Extensions API

Just having access to the uid is often not enough to build an extension due to the security limitations. Only Kiosk Owner has full access to the uid, which means that an extension involving a third party would require the Kiosk Owner to be involved in every step of the process.

Not only the access to storage is limited and constrained but also the permissions of the extension. In the default setup, no party can place or lock items in a Kiosk without its Owner's consent. So some cases such as "collection bidding" (I offer X SUI for any item in this collection) will require the Kiosk Owner to approve the bid.

kiosk_extension module

To address these concerns and provide more guarantees over the storage access, we created the kiosk_extension module. It provides a set of functions which enable the extension developer to perform certain actions in the Kiosk without the Kiosk Owner's involvement and have a guarantee that the storage of the extension is not tampered with.

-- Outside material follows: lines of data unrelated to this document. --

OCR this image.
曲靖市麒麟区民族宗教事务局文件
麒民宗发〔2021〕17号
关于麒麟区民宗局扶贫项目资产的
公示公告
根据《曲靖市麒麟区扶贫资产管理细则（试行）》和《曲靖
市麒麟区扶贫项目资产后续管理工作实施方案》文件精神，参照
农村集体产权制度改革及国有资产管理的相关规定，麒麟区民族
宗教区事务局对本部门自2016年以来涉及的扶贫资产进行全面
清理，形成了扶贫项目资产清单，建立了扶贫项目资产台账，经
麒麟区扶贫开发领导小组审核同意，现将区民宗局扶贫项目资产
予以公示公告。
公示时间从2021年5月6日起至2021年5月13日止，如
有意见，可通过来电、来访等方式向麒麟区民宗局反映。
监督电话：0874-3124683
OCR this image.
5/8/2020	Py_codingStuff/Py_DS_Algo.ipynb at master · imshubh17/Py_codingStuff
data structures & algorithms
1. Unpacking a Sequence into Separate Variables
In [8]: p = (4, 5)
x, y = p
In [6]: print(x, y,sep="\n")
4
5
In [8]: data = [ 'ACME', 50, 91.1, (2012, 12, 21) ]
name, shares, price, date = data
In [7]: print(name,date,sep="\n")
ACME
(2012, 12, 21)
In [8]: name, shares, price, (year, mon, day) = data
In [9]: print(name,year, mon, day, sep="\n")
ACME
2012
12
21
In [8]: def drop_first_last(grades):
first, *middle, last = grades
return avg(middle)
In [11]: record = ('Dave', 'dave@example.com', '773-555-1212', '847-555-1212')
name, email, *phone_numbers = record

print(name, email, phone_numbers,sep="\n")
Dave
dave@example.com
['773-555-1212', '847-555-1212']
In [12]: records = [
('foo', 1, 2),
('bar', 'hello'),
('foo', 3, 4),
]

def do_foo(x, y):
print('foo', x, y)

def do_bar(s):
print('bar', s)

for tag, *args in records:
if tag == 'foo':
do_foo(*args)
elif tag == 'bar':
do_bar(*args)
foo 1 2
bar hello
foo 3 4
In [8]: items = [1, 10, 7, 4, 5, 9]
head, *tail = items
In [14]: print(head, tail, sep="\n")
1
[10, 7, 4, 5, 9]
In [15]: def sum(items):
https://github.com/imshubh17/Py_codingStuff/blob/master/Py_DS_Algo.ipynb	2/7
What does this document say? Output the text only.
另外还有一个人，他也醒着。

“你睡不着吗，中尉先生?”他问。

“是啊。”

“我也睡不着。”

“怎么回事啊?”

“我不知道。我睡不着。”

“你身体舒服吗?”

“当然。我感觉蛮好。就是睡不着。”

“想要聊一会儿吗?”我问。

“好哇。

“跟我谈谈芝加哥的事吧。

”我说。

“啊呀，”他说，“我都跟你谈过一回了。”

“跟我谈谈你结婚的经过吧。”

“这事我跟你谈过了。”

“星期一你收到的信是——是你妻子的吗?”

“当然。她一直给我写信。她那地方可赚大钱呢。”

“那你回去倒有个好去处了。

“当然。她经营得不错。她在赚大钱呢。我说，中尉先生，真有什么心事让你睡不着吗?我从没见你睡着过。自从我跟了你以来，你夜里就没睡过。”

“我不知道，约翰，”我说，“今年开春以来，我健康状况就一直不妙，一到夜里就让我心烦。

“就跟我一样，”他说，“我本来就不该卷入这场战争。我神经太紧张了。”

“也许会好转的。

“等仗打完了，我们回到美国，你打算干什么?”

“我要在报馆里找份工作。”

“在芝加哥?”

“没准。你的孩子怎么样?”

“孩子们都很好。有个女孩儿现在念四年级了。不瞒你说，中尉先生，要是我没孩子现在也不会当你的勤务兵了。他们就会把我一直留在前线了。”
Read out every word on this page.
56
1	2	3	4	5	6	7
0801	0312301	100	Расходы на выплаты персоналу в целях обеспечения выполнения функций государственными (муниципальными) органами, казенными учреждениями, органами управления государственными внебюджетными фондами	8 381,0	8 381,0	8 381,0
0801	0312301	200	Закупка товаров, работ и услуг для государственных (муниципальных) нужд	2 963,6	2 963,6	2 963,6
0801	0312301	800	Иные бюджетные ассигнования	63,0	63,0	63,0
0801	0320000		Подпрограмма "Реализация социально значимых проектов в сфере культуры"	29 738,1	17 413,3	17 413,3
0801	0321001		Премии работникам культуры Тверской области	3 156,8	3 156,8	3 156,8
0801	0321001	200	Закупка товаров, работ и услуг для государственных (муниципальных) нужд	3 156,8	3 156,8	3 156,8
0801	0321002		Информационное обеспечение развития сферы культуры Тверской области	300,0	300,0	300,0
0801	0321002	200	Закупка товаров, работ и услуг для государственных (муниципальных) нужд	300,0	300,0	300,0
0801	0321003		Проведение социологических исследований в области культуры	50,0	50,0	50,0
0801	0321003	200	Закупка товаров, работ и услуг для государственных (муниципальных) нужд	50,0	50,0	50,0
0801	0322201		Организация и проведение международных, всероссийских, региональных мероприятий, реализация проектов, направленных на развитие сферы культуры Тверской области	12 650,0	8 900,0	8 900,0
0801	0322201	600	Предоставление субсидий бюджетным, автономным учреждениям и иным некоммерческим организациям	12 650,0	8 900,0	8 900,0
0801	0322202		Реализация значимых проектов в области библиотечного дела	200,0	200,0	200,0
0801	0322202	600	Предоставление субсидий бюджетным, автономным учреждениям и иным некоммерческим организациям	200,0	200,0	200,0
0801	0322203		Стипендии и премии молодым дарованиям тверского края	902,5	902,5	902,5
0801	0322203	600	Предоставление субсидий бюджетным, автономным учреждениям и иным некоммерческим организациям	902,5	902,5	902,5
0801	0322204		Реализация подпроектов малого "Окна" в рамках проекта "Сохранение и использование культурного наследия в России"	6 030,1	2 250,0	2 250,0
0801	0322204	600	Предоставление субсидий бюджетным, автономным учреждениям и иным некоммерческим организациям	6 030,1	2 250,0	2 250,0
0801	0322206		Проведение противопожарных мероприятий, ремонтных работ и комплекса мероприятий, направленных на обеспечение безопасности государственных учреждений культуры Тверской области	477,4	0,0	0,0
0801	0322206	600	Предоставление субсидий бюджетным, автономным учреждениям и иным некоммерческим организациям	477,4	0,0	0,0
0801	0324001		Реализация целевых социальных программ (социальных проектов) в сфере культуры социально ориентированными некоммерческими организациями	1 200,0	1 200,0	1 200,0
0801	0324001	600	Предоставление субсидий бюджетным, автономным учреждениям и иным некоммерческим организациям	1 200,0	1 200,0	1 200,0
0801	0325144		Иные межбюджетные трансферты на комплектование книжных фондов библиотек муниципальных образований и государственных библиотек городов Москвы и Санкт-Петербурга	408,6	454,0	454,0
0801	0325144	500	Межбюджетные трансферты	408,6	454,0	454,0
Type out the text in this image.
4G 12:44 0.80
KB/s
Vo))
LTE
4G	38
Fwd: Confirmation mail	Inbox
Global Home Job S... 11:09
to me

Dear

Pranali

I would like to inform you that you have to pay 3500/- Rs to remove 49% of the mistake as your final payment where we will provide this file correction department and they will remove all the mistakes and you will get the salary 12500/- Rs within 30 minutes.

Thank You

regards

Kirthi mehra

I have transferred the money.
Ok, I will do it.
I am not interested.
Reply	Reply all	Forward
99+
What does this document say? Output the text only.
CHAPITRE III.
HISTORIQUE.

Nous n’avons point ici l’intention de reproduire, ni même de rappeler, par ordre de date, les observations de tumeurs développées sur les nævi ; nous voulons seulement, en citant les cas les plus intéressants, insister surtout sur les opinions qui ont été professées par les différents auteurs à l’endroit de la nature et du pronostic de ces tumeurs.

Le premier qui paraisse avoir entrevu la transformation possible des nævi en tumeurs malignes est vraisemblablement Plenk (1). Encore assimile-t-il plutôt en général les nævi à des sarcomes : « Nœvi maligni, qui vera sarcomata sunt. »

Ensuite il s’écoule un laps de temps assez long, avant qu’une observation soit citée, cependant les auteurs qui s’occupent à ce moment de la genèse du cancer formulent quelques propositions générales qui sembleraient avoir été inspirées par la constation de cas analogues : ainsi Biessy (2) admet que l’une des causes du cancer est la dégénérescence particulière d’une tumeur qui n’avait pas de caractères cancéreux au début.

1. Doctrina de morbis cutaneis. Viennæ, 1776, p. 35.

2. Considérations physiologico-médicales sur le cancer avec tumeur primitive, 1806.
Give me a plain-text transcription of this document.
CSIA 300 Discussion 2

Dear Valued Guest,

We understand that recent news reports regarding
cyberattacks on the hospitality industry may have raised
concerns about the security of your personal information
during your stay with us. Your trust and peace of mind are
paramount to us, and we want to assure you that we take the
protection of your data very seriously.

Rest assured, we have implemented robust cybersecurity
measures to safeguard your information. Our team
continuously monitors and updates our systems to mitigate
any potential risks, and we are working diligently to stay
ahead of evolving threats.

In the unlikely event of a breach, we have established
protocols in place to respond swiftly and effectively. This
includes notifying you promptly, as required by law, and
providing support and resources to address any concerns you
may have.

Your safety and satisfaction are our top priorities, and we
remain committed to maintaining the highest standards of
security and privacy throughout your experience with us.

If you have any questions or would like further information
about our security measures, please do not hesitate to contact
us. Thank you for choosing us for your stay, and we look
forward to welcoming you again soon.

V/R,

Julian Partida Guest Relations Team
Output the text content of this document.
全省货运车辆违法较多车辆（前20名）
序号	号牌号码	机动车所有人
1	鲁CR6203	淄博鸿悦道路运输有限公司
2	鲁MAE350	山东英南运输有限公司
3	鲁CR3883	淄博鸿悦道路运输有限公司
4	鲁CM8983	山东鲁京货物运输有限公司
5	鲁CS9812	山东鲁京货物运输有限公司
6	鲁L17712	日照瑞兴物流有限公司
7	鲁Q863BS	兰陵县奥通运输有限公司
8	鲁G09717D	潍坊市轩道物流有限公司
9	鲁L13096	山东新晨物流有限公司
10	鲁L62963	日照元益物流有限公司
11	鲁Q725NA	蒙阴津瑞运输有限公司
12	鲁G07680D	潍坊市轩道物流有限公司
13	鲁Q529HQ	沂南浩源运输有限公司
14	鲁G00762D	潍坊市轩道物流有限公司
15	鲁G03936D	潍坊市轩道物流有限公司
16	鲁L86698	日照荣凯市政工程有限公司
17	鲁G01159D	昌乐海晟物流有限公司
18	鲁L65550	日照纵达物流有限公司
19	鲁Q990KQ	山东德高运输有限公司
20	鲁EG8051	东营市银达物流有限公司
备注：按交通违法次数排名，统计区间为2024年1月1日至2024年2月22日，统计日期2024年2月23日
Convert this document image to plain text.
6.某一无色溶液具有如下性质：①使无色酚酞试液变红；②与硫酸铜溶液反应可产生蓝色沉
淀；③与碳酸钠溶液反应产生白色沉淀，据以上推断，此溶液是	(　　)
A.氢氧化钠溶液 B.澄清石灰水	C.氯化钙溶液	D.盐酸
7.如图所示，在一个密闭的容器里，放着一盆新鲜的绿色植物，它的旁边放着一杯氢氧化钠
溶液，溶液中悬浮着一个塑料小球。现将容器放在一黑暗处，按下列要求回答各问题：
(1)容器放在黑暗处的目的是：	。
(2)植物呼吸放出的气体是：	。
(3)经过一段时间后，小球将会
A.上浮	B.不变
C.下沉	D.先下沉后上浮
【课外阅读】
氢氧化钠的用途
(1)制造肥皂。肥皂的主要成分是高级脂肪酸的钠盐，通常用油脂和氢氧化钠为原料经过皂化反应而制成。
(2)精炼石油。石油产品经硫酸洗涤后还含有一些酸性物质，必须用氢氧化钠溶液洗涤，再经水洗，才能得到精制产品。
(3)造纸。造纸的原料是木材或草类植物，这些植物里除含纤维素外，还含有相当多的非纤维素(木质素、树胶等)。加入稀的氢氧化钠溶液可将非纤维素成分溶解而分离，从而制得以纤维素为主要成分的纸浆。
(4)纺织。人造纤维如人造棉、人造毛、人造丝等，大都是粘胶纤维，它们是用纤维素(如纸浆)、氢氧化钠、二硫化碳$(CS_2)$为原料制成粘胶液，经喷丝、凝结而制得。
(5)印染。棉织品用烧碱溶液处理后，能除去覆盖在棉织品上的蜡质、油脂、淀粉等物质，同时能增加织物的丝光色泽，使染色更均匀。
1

module example::my_extension {
    use sui::kiosk_extension;

    // ...
}

Extension Lifecycle

  1. An extension can only be installed by an explicit call in the extension module.
  2. Kiosk Owner can revoke permissions of an extension at any time by calling the disable function.
  3. A disabled extension can be re-enabled at any time by the Kiosk Owner by calling the enable function.
  4. Extension can be removed only in if the Extension Storage is empty, i.e. all items are removed.